Pantau.com - PT Garuda Indonesia Tbk (GIAA) tengah mengalami tantangan berat diawali dengan layanan penumpang kedelapan daerah Hub Garuda usai berlakunya pembatasan sosial berskala besar (PSBB). Selain itu, layanan Garuda pada jemaah umrah dan haji juga terhenti.
“Revenue perusahaan Garuda Indonesia dari layanan penumpang diperkirakan terpangkas 55 persen sampai akhir tahun 2020,” ujar Anggota Komisi VI DPR RI, Deddy Yevri Sitorus.

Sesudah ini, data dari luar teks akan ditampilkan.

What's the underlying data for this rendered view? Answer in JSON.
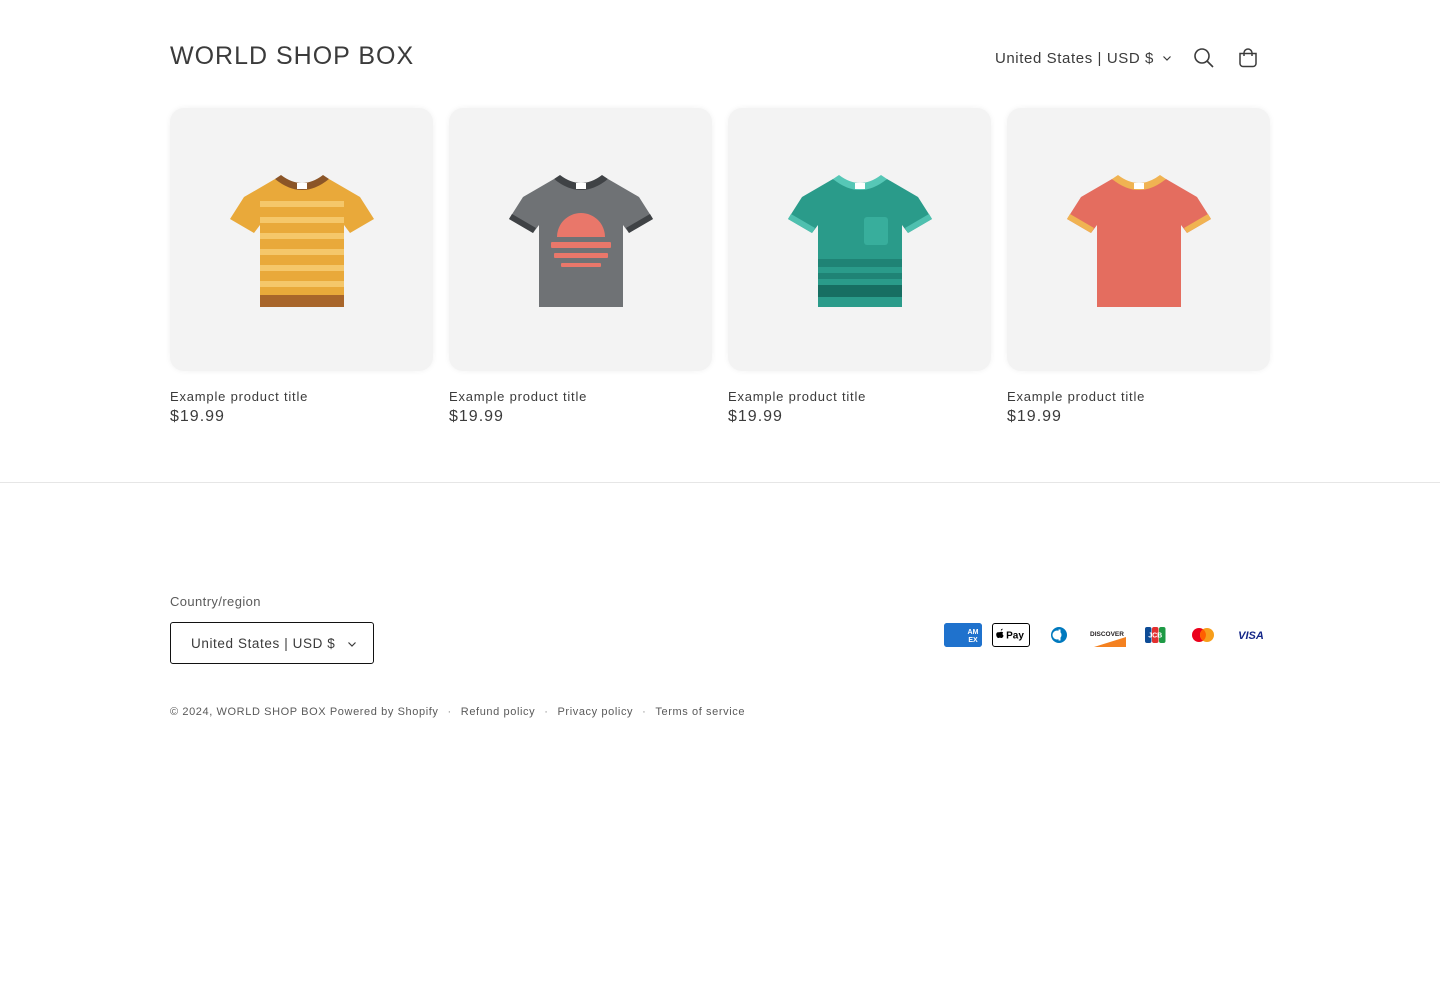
{
  "header": {
    "logo": "WORLD SHOP BOX",
    "localization": "United States | USD $"
  },
  "icons": {
    "search": "search-icon",
    "cart": "cart-icon",
    "chevron": "chevron-down-icon"
  },
  "products": [
    {
      "title": "Example product title",
      "price": "$19.99",
      "image": "striped-orange-tshirt"
    },
    {
      "title": "Example product title",
      "price": "$19.99",
      "image": "gray-sunset-tshirt"
    },
    {
      "title": "Example product title",
      "price": "$19.99",
      "image": "teal-pocket-tshirt"
    },
    {
      "title": "Example product title",
      "price": "$19.99",
      "image": "red-tshirt"
    }
  ],
  "footer": {
    "country_label": "Country/region",
    "country_value": "United States | USD $",
    "payment_methods": [
      "American Express",
      "Apple Pay",
      "Diners Club",
      "Discover",
      "JCB",
      "Mastercard",
      "Visa"
    ],
    "payment_labels": {
      "amex": "AM EX",
      "applepay": "Pay",
      "discover": "DISCOVER",
      "jcb": "JCB",
      "visa": "VISA"
    },
    "copyright": "© 2024,",
    "store_link": "WORLD SHOP BOX",
    "powered": "Powered by Shopify",
    "separator": "·",
    "refund": "Refund policy",
    "privacy": "Privacy policy",
    "terms": "Terms of service"
  },
  "colors": {
    "orange_shirt": "#E9A93A",
    "gray_shirt": "#6F7275",
    "teal_shirt": "#2A9B8A",
    "red_shirt": "#E46D5F",
    "card_bg": "#F3F3F3"
  }
}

Deddy mengatakan, berdasarkan data yang disampaikan kepada Komisi VI DPR RI, pengeluaran tinggi Garuda Indonesia di antaranya adalah biaya operasional, biaya sewa pesawat, biaya overhead yang tinggi, serta biaya finansial yang tinggi. “Biaya sewa pesawat itu tinggi jika tidak ada pengurangan jumlah dan nilai kontrak pesawat di masa pandemi COVID-19,” paparnya.
Baca juga: Penerbangan Garuda Terdampak 8 Wilayah PSBB
Ia melanjutkan turunnya ekonomi makro dan ekonomi mikro akan semakin memperburuk kondisi Garuda Indonesia, meski COVID-19 sudah berlalu. Alasannya adalah beban utang yang jatuh tempo pada 2020, di antaranya adalah SUKUK sebesar USD500 juta yang jatuh tempo pada Juni 2020.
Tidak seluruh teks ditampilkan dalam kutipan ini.